I'm switching to Slick Tricks. Bought some the other day, and those things are nice:shade:. I'll post some pics once I get a turkey (hopefully) this spring.


----------



## Rory/MO (Jan 13, 2008)

Shuttle-T's. I love them.


----------



## Hunterforlife (Feb 7, 2008)

i shoot G5 striker, best i have ever shot out of my setup.


----------



## tylerolsen12 (Feb 8, 2007)

aftershock maniacs


----------



## JBBX4 (Dec 25, 2008)

slick tricks!!! the best flying head ever.


----------



## master hunter (Oct 9, 2007)

Rory/MO said:


> Shuttle-T's. I love them.


+1 the best


----------



## Bloominghunter2 (Oct 21, 2008)

Rage 3 Blades - Love them huge holes short blood trails


----------



## Ryan Ginther (Nov 21, 2008)

i started shooting spitfire mechaincal broadheads and they flew exactly the same as my feild tips (and they also seem to go alot faster then my current Muzzy's) but my poundage was a little light for me to use them (58lbs.). but now i use my Muzzy's and they are are acurrate and seem to go through deer each time. both are very good.


----------



## Jennings1993 (Apr 23, 2008)

Muzzys all the way!


----------



## bearprostaff92 (Jan 7, 2009)

i shoot G-5 stikers as a fixed blade and the new trophy ridge undertakers as expandables


----------



## Hoyttboy (Jun 10, 2007)

iv shot hell razors, muzzys, G5, nap, thunder heads, eastmans, Steel Force and even expandables but my favorite would have to be G5 montecs their tough and their easy to sharpen


----------



## cptbrain (Dec 16, 2007)

100gr. Thunderheads, work just fine.


----------



## MOHALucan (Mar 20, 2008)

I'm shooting the G5 Tekans. I love how they shoot out of my bow, but can't comment on how they do on a deer. I have not taken anything with them yet....


----------



## kegan (Aug 28, 2006)

I'm using Zwickey Eskimos right now. Cheap, very sharp, tough, and accurate. My sort of broadhead.


----------



## BowhunterZ6 (Aug 5, 2008)

gobblercrazy said:


> I'm switching to Slick Tricks. Bought some the other day, and those things are nice:shade:. I'll post some pics once I get a turkey (hopefully) this spring.


Thanks:teeth:


----------



## solutions (Feb 4, 2007)

MOHALucan said:


> I'm shooting the G5 Tekans. I love how they shoot out of my bow, but can't comment on how they do on a deer.

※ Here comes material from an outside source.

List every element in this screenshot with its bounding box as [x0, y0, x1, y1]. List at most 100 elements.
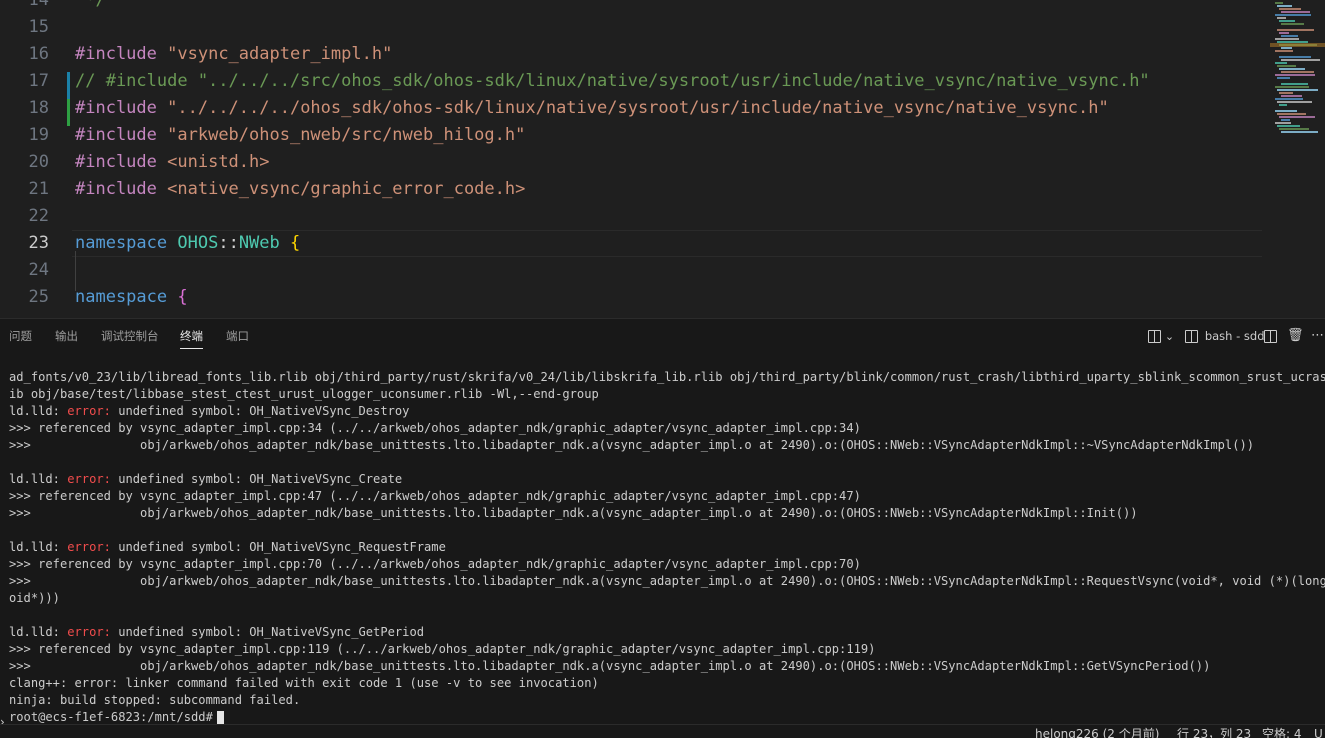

I have not taken anything with them yet....


+1 love em!!!


----------



## soonerfan3778 (Nov 4, 2008)

muzzy's and G5 stiker, can't can't go wrong with either


----------



## whitetailfreak1 (Mar 30, 2008)

muzzy mx-4


----------



## PA3-DArcher4 (Nov 5, 2008)

Magnus Stinger 4-blade 100 gr. I like them a lot


----------



## BowhunterZ6 (Aug 5, 2008)

Thanks


----------



## redneckarcher29 (Oct 13, 2005)

MUZZY 4 Blade 100g


----------



## LtlRushnArchr30 (Nov 3, 2007)

i shoot rage and muzzy 90 3 balde with great results


----------